Louder commercials than TV have long been illegal, but they don't enforce it. I know someone however that used to call or email or whatever the station to complain when they did it and they would stop for at least a bit because of those laws that went mostly unenforced.

But the less cynical more hopeful generations before us had passed those common sense laws and enforced them at one point.

[–] Aatube@piefed.social 1 points 5 days ago

for TV, yes, not for streaming.

[–] Test_Tickles@lemmy.world 2 points 6 days ago (1 children)

You can file complaints with the FCC, but the FCC doesn't actively monitor it. The biggest problem is that no matter how the law is written, they will find ways to abuse it. The law actually requires that the average volume of the ad not be greater than the average volume of the show. And it even specifies that the average is a running average, not just the peak vs lowest. But then loud portions of the show pump that average up. Like let's say that during the credits you play really loud music, or really loud bloopers, well that would bump average. And if the commercial had a really long quiet period, like a long section where someone whispers the side affects a medication, well that bumps your loudest allowable portions up. They can also wait for the quietest part of a show to make the difference more significant.
And there's much more that they can do that makes it seem louder, like frequency boosting and audio compression that are all totally legal. So, they can actually bump the apparent "loudness" of a commercial quite a bit and still be legal.

[–] Aatube@piefed.social 1 points 5 days ago (1 children)

FCC does not have jurisdiction over streaming.

[–] Test_Tickles@lemmy.world 1 points 5 days ago (1 children)

That is true, but I am not sure why you are telling me. Responded to the wrong comment maybe?

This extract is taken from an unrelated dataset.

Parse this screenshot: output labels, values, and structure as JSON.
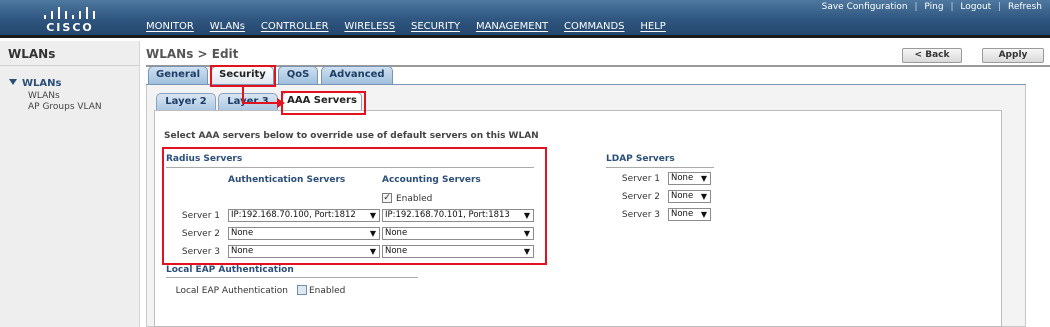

[–] Aatube@piefed.social 2 points 5 days ago

just to clarify that this only works for TV and not streaming, because the article is about streaming

[–] BlackAura@lemmy.world 10 points 1 week ago* (last edited 1 week ago)

Yeah they had their chance. Audio streaming services have (mostly) managed to figure out licensing agreements so all music is on all platforms.

Video streaming services all created their own walled gardens with various levels of advertising. Paramount even offered an advertising free tier but would happily advertise their own shows before other shows (noticed specifically on Star Trek shows but I imagine other providers do it too).

In the end... Fuck them. I give up on trying to figure out streaming video with all its complications. Back to the seven seas to procure my own.